The gTLD Land Grab Controversy: Google, Amazon, and the GAC Part II

Here is Part I of Tiffany’s series on the gTLD Land Grab Controversy.

Just one of the reasons Amazon and Google are garnering so much attention as new gTLDs (nTLDs) make their way through ICANN’s application process is the sheer number of their applications (read about the other reason, here). Google applied for the administration rights to 98 different nTLDs (after withdrawing three applications), while Amazon applied for the rights to 77 nTLDs. Early Warnings were issued late last month by the GAC, and some issued by Australia to Amazon, touch on the controversy surrounding the notable “land grab” that both Google and Amazon are participating in.

What is a ‘Land Grab’?

“Land grabbing” used to refer to a large-scale acquisition of land by a single entity. That definition doesn’t change, when referring to gTLDs, except that the land is the new gtlds land grab controversyvirtual. Many argue that nTLDs represent “new frontier” in Internet real estate. And while no one really knows what effect nTLDs will have on how users interface with the Web, many who keep watch on the application process seem concerned that Google and Amazon are applying for such a large amount of nTLDs, citing the common repercussions of a land grab – pricing smaller organizations, communities, and entities out of the market, thereby creating a monopoly.

Who’s Objecting?

Australia may be the only country to issue a GAC Early Warning concerning Amazon’s land grab, but bloggers and tech magazines have been discussing the implications of Amazon and Google obtaining so much nTLD land since the applications were filed. For anyone connected to the online world of writing, music, apps, cloud storage, or any other market represented by the gTLDs Amazon and Google are applying for, the amount of applications coupled with restrictions to third party access may affect the way you’re able to connect with nTLDs as a register.

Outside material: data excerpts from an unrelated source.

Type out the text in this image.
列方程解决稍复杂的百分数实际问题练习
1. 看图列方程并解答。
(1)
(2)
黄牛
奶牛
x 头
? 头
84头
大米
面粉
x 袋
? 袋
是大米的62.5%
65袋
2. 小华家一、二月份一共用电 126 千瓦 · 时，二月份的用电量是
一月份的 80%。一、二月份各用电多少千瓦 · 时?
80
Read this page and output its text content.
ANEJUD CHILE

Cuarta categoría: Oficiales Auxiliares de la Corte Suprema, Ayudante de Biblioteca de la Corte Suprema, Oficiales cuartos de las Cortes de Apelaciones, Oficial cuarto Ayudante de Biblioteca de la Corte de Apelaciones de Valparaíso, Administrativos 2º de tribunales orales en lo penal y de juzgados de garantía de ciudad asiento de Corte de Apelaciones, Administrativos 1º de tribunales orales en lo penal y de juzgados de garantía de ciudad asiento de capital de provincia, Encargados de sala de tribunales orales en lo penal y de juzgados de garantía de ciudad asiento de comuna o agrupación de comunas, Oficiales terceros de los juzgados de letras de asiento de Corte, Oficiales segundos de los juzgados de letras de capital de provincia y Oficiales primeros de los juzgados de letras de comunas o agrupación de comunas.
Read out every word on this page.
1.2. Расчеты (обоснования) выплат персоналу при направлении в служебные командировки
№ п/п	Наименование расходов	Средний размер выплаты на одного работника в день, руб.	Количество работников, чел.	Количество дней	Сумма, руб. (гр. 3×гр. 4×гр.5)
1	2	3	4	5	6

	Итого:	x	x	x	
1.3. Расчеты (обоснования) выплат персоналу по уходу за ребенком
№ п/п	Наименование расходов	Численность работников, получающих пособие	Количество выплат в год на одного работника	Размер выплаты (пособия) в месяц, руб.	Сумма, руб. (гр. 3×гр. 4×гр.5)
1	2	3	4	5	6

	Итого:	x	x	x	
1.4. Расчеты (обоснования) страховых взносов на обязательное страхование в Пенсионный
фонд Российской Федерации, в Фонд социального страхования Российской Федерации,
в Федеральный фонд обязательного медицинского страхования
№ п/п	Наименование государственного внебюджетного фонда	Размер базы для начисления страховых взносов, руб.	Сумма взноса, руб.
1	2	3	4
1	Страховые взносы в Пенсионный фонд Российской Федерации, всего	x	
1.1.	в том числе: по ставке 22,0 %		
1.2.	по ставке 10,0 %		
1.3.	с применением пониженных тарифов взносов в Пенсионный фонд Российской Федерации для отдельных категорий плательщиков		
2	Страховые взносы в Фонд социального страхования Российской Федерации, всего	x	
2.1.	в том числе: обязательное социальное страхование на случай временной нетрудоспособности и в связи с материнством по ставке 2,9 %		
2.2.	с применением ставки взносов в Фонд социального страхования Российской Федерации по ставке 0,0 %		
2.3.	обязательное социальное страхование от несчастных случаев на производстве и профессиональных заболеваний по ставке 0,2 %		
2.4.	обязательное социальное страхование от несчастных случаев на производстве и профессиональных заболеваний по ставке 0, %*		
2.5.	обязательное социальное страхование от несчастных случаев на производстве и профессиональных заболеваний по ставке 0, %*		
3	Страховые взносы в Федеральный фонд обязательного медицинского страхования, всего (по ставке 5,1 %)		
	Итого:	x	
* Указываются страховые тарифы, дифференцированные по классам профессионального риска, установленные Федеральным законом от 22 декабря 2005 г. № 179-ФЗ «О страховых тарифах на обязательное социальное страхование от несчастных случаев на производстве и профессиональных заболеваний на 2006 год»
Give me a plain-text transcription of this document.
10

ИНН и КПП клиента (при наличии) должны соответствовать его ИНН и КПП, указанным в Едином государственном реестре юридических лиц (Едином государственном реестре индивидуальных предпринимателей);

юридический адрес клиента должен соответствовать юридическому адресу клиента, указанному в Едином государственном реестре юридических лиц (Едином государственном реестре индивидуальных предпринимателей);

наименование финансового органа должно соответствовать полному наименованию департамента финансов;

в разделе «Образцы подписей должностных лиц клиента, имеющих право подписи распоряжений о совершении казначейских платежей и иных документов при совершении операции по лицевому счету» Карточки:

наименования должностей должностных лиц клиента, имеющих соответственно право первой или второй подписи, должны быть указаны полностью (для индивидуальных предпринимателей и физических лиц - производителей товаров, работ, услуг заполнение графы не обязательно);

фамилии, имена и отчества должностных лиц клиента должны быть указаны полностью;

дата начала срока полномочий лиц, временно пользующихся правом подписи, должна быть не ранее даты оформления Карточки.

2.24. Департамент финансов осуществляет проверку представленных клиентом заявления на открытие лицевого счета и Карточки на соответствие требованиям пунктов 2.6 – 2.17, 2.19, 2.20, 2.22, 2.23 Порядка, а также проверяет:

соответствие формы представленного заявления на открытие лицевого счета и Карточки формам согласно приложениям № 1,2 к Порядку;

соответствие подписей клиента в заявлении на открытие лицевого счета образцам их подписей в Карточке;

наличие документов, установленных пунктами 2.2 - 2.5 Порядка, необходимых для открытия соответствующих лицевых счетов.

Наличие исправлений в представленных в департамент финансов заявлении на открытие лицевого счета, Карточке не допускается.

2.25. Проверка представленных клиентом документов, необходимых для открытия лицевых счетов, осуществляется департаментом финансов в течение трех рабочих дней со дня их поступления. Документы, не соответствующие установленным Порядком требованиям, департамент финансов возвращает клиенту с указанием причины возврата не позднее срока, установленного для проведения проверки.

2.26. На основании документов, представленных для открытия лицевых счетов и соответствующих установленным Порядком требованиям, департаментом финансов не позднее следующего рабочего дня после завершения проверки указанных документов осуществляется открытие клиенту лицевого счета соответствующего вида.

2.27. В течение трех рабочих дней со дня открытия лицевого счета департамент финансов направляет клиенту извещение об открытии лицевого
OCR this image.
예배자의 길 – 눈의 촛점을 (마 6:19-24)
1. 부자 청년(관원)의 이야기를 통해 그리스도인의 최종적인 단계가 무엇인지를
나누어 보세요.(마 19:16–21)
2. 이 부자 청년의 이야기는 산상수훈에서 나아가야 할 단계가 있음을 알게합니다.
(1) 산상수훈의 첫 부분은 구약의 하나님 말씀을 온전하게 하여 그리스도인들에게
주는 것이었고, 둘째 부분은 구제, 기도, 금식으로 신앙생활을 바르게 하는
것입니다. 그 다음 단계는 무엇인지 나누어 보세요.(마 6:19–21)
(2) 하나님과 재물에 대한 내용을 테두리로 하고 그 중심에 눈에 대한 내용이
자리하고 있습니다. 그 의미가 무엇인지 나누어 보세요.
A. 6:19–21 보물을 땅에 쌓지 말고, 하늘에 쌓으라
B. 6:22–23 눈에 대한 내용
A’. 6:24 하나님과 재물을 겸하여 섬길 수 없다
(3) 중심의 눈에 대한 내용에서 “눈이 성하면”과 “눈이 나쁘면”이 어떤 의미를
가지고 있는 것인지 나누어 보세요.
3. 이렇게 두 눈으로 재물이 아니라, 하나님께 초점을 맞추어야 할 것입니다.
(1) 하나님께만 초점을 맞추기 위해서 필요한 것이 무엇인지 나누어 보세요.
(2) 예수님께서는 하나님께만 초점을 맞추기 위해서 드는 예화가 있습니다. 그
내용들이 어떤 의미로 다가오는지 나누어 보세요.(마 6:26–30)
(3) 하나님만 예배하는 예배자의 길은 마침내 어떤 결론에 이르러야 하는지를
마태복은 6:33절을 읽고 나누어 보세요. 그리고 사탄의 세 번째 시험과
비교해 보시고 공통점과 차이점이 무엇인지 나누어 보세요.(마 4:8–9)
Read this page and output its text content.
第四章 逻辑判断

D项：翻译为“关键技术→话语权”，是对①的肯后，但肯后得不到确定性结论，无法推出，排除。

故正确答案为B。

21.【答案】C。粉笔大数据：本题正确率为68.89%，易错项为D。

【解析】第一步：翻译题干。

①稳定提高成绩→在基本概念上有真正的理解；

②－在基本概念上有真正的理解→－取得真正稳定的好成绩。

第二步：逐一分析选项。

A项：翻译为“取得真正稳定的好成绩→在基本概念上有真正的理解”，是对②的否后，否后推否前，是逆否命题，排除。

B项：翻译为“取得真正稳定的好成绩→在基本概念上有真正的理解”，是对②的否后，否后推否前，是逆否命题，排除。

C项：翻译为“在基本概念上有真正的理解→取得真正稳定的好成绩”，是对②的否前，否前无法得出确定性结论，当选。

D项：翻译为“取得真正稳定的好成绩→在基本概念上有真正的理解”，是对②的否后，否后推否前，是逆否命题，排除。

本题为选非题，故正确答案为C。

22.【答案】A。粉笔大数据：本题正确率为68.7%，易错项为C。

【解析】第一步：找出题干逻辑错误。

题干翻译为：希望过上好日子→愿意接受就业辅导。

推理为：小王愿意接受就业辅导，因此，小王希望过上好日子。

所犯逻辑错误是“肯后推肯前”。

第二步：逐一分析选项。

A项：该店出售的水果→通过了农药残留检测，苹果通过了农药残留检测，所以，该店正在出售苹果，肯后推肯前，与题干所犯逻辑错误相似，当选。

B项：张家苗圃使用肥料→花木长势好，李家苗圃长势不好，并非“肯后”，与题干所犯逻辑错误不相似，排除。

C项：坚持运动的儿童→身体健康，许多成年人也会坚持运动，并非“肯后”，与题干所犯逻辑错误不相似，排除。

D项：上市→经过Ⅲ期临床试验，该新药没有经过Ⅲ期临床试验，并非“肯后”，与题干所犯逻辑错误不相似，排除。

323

Most contention centers on the fact that both Amazon and Google plan to use many nTLDs exclusively, without allowing third party registrars to open independent registrations, or without allowing single entities to register domains and obtain full ownership, boxing competitors and other potential registers out of their gTLD space.

What’s the Solution?

Right now, the solution is fuzzy. While the GAC has issued their Early Warnings  and heeding the Early Warnings is strongly recommended, Amazon and Google don’t have to comply with all GAC warnings, since the GAC will not be making the final calls on applications – ICANN will. Amazon and Google can also change their exclusivity policies to make them more transparent, and to allow third party purchases of their gTLD domains. Keeping the market open on their end may help squelch the land grab controversy, since others will be able to register common term gTLDs for their own use.

And, not everyone agrees that Amazon’s and Google’s move to purchase administration rights to dozens of nTLDs is in the wrong – some believe that gTLDs are an open market, and therefore the power of purchase dictates who gets administration rights. Twitter and Facebook chose not to apply for any gTLDs, while other large corporations, like Yahoo! only applied for gTLDs related to their brands and trademarks. It may be too early to tell if Google and Amazon actually pose a risk to healthy nTLD development, and the inconsistency of how big corporations are interacting with nTLDs complicates putting forth an accurate prediction.

What’s Your Take?

What do you think of Google and Amazon applying for the rights to so many nTLDs? Is this a move that might affect the industry you’re a part of, or do you feel comfortable getting your piece of the pie, even if Google and Amazon are successful in their bids for multiple nTLDs? Let us know in the “comments” section below.

For more information on nTLDs, check out our handy dandy nTLD guide. To read more about Amazon and Google, and the controversy surrounding their applications for “generic term gTLDs,” click here.


Comments
Harvey Specter
Posted at 4:19 pm January 14, 2013
New gTLDs
Author

Some argue that material changes to applications, including changes to operating business models and who may register a domain name under a new tld is not allowed.
If that holds true, then Amazon, Google, L’oreal and other closed generic bids would not be able to change their applications to suit GAC Warnings and Advice.
The GAC communique from the Toronto ICANN meeting indicates flexibility on the part of the GAC in this regard.